Comparative genomics of mycoplasmas.

The mycoplasmas are the smallest and simplest self-replicating organisms. The goal of defining in molecular terms the entire machinery of a living cell by using mycoplasmas as models was put forward by Harold Morowitz in 1984. The recent complete sequencing of the genomes of the human pathogens Mycoplasma genitalium and Mycoplasma pneumoniae brings us much closer to achieving this goal. The M. genitalium genome contains only 479 predicted protein coding sequences (genes) and that of M. pneumoniae 677, as compared with 1703 in Haemophilus influenzae and about 4000 in E. coli.

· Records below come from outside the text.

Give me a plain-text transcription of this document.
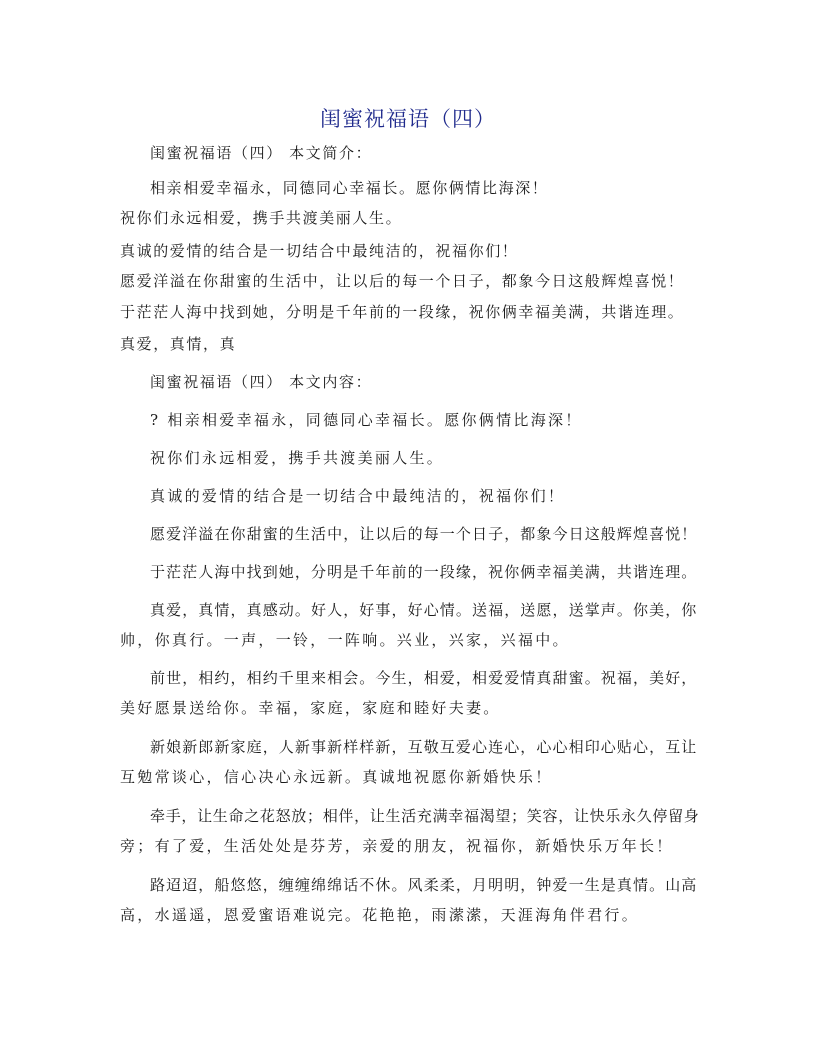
闺蜜祝福语（四）
闺蜜祝福语（四） 本文简介：
相亲相爱幸福永，同德同心幸福长。愿你俩情比海深！
祝你们永远相爱，携手共渡美丽人生。
真诚的爱情的结合是一切结合中最纯洁的，祝福你们！
愿爱洋溢在你甜蜜的生活中，让以后的每一个日子，都象今日这般辉煌喜悦！
于茫茫人海中找到她，分明是千年前的一段缘，祝你俩幸福美满，共谐连理。
真爱，真情，真
闺蜜祝福语（四） 本文内容：
? 相亲相爱幸福永，同德同心幸福长。愿你俩情比海深！
祝你们永远相爱，携手共渡美丽人生。
真诚的爱情的结合是一切结合中最纯洁的，祝福你们！
愿爱洋溢在你甜蜜的生活中，让以后的每一个日子，都象今日这般辉煌喜悦！
于茫茫人海中找到她，分明是千年前的一段缘，祝你俩幸福美满，共谐连理。
真爱，真情，真感动。好人，好事，好心情。送福，送愿，送掌声。你美，你
帅，你真行。一声，一铃，一阵响。兴业，兴家，兴福中。
前世，相约，相约千里来相会。今生，相爱，相爱爱情真甜蜜。祝福，美好，
美好愿景送给你。幸福，家庭，家庭和睦好夫妻。
新娘新郎新家庭，人新事新样样新，互敬互爱心连心，心心相印心贴心，互让
互勉常谈心，信心决心永远新。真诚地祝愿你新婚快乐！
牵手，让生命之花怒放；相伴，让生活充满幸福渴望；笑容，让快乐永久停留身
旁；有了爱，生活处处是芬芳，亲爱的朋友，祝福你，新婚快乐万年长！
路迢迢，船悠悠，缠缠绵绵话不休。风柔柔，月明明，钟爱一生是真情。山高
高，水遥遥，恩爱蜜语难说完。花艳艳，雨潆潆，天涯海角伴君行。
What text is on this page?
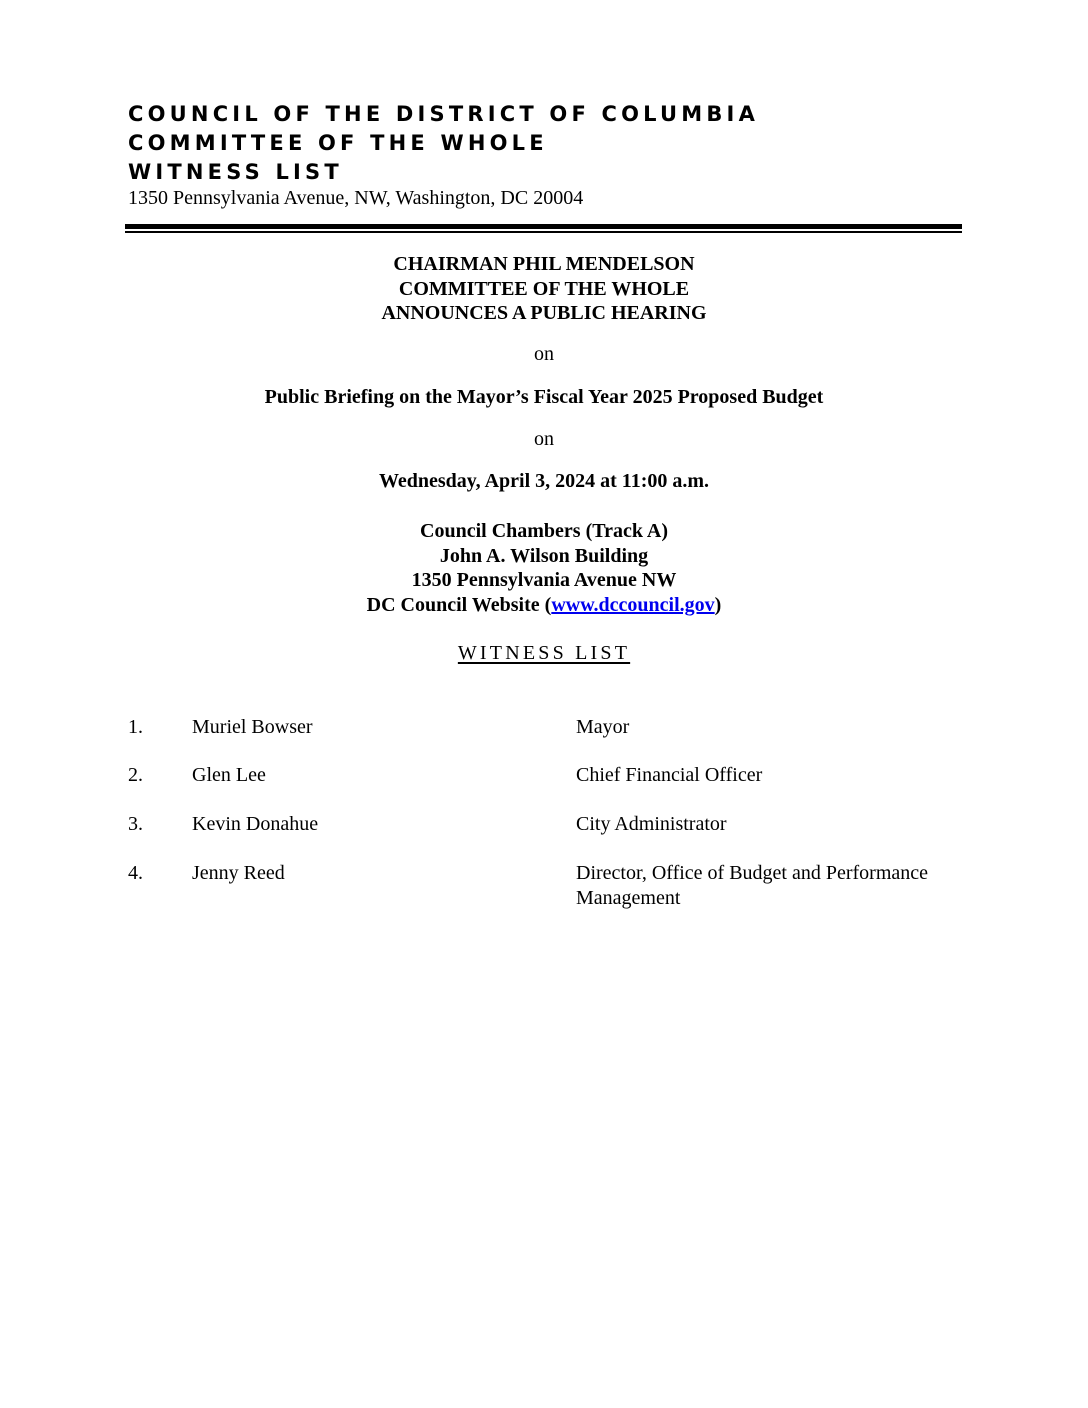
COUNCIL OF THE DISTRICT OF COLUMBIA
COMMITTEE OF THE WHOLE
WITNESS LIST
1350 Pennsylvania Avenue, NW, Washington, DC 20004
CHAIRMAN PHIL MENDELSON
COMMITTEE OF THE WHOLE
ANNOUNCES A PUBLIC HEARING
on
Public Briefing on the Mayor’s Fiscal Year 2025 Proposed Budget
on
Wednesday, April 3, 2024 at 11:00 a.m.
Council Chambers (Track A)
John A. Wilson Building
1350 Pennsylvania Avenue NW
DC Council Website (www.dccouncil.gov)
WITNESS LIST
1. Muriel Bowser	Mayor
2. Glen Lee	Chief Financial Officer
3. Kevin Donahue	City Administrator
4. Jenny Reed	Director, Office of Budget and Performance Management
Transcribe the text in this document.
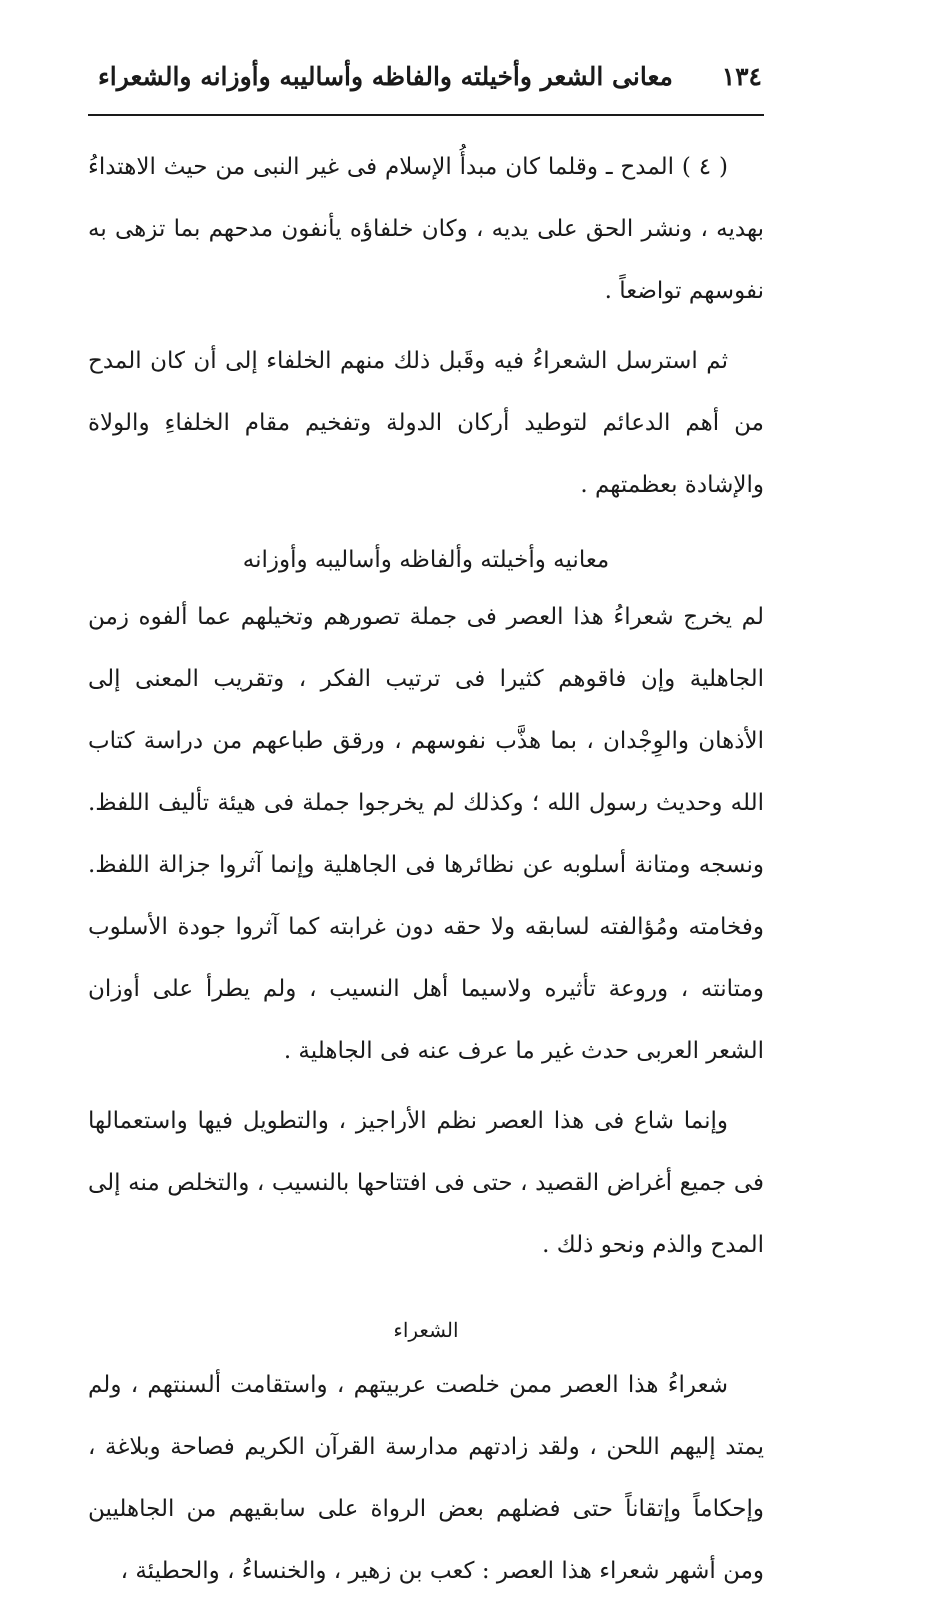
١٣٤
معانى الشعر وأخيلته والفاظه وأساليبه وأوزانه والشعراء

( ٤ ) المدح ـ وقلما كان مبدأُ الإسلام فى غير النبى من حيث الاهتداءُ بهديه ، ونشر الحق على يديه ، وكان خلفاؤه يأنفون مدحهم بما تزهى به نفوسهم تواضعاً .

ثم استرسل الشعراءُ فيه وقَبل ذلك منهم الخلفاء إلى أن كان المدح من أهم الدعائم لتوطيد أركان الدولة وتفخيم مقام الخلفاءِ والولاة والإشادة بعظمتهم .

معانيه وأخيلته وألفاظه وأساليبه وأوزانه

لم يخرج شعراءُ هذا العصر فى جملة تصورهم وتخيلهم عما ألفوه زمن الجاهلية وإن فاقوهم كثيرا فى ترتيب الفكر ، وتقريب المعنى إلى الأذهان والوِجْدان ، بما هذَّب نفوسهم ، ورقق طباعهم من دراسة كتاب الله وحديث رسول الله ؛ وكذلك لم يخرجوا جملة فى هيئة تأليف اللفظ. ونسجه ومتانة أسلوبه عن نظائرها فى الجاهلية وإنما آثروا جزالة اللفظ. وفخامته ومُؤالفته لسابقه ولا حقه دون غرابته كما آثروا جودة الأسلوب ومتانته ، وروعة تأثيره ولاسيما أهل النسيب ، ولم يطرأ على أوزان الشعر العربى حدث غير ما عرف عنه فى الجاهلية .

وإنما شاع فى هذا العصر نظم الأراجيز ، والتطويل فيها واستعمالها فى جميع أغراض القصيد ، حتى فى افتتاحها بالنسيب ، والتخلص منه إلى المدح والذم ونحو ذلك .

الشعراء

شعراءُ هذا العصر ممن خلصت عربيتهم ، واستقامت ألسنتهم ، ولم يمتد إليهم اللحن ، ولقد زادتهم مدارسة القرآن الكريم فصاحة وبلاغة ، وإحكاماً وإتقاناً حتى فضلهم بعض الرواة على سابقيهم من الجاهليين ومن أشهر شعراء هذا العصر : كعب بن زهير ، والخنساءُ ، والحطيئة ،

Thus, M. genitalium is apparently the simplest organism capable of independent life with a minimal set of genes. The drastic economization in genetic information must have been associated with the parasitic mode of life of the mycoplasmas. During their reductive evolution from Gram-positive bacteria the mycoplasmas have lost the cell wall and many biosynthetic systems involved in synthesis of macromolecule building blocks provided by their host. Thus, the M. genitalium and M. pneumoniae genomes do not carry any gene involved in amino acid biosynthesis, and very few genes for vitamin, nucleic acid precursor and fatty acid biosynthesis. The mycoplasma genomes carry a minimal set of energy metabolism genes, being content with a restricted supply of ATP needed for their parasitic mode of life. Nevertheless, these minimal organisms carry the essential genes for DNA replication, transcription and translation, but even here gene saving is expressed by a minimal number of rRNA and tRNA genes. A genomic price had been paid to maintain parasitism, so that a significant number of mycoplasmal genes is devoted to adhesins, attachment organelles and variable membrane surface antigens directed towards evasion of the host immune system.